First World Problems
For Christmas, one of my sisters got me a pack of "First World Problems" pencils. They decry the "hardships" of our day to day life in the west, particularly in America. Each one is printed with the petty things we tend to whine about when in reality life is relatively luxurious compared to the daily existence of most of humanity.
I remember starting to become aware of my own privilege on a mission trip to Honduras (2002), when I was a youth minister. Most of our time was spent on the edge of town sleeping on a church floor, and then building homes for a new affordable housing development. The memories that come up immediately are of the joy of the locals with whom we worked shoulder to shoulder, and after lunch played soccer. They threw a party for us at the end of the week, and instruments came out as everyone sang and some danced.
I also saw the reality of their relative poverty, and heard from the clergy of the challenges they faced. Lack of medical care, struggling to recover from mudslides crippling a town, and carrying homes away during the last hurricane. I went to the grocery store one morning and was shocked to realize how glamorous our grocery stores are. When I went shopping for the first time after that trip, I remember standing in the cereal aisle frozen and overwhelmed by so many choices.
The reality is most of the world struggles much more than I do, and much more than many of us do. Going on a mission trip (in my tradition, this means mostly medical or construction work, as well as worshipping with and supporting local established churches) is a life changing experience. Yes, we did some good there for the people we served, but the big difference was the transformation that took place in my heart and in the hearts of those youth who went with us. I am grateful for my life, the many things I enjoy, but I am more and more aware of my privilege.
Going to Honduras also made me more aware of economic hardship closer to home. Aware of the day to day financial struggles of my neighbors. I am amazed at the work one of those former youth group members has taken up since Hurricane Harvey: working to rebuild a poverty-stricken neighborhood in Houston.

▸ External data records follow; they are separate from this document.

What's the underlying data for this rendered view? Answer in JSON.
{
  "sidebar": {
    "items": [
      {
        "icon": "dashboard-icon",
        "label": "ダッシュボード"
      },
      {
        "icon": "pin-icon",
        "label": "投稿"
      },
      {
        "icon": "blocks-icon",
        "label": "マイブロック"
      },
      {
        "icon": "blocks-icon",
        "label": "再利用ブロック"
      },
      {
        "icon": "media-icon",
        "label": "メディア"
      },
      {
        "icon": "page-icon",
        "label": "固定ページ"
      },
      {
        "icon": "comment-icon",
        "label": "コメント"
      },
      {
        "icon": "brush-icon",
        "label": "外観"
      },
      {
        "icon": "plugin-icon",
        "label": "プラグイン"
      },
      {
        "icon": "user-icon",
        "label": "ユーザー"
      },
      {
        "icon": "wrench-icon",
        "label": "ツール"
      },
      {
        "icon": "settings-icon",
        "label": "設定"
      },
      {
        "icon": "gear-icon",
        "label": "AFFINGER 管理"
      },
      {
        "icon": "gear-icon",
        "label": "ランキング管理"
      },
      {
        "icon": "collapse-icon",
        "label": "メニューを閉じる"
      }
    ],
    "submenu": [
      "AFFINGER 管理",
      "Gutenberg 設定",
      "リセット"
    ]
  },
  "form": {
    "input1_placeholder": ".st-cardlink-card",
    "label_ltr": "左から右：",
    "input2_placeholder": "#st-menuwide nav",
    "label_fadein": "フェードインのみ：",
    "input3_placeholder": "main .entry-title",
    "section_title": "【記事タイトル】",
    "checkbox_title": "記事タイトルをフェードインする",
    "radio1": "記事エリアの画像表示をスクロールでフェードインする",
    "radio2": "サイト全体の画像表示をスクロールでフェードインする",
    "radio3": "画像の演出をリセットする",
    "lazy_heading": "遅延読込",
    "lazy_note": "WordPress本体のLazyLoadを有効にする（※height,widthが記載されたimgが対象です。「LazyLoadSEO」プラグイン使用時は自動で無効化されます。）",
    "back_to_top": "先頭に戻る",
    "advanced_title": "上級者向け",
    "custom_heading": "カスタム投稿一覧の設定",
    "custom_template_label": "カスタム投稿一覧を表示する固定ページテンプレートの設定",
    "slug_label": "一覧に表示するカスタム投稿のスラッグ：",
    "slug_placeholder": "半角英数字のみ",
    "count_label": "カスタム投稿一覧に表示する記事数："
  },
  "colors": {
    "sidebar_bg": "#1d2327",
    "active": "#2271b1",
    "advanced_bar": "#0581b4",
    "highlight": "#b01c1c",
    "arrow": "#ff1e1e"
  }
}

When I traveled to South Africa during seminary (2005), I went with more intention to pay attention to their context, and reflect on my own context. In the townships (still an economically enforced reality even after the fall of apartheid) our small group visited churches, hospitals, orphanages, and yes, we played soccer again. Each morning started with morning prayer at the seminary where we stayed for a month. The singing was so amazing, and the joy was infectious. They let me play drums when my marimba skills proved lacking.
In Honduras and South Africa, the joy stood out to me. It makes me question the pervasive wealth-oriented quest for happiness, and why so many people around us suffer from depression and a lack of meaning. On those trips, people in relative poverty have taught me that joy comes from within, and from relationships.
I am grateful that we have the temporal pleasures we enjoy; I am also grateful for awareness and joy I've received from relationships with people in other parts of the world. Those relationships are one of the reasons I love being part of a global church family.
I hope to go on another mission trip in the next couple of years. I could probably use a refresher on that experiential knowledge, and as we assist families camping on our border, I am learning more about the great hardships driving people from their homes in Central America. In the meantime, I have my friends and of course sisters to remind me of my privileged existence. The darkest pencil in the pack reads, in stark white letters, "My Netflix isn't loading fast enough." It was just too familiar. I have lamented impatiently when a movie streaming app wasn't meeting my expectations. Perspective is a precious thing. I will keep that pencil handy and probably play more soccer.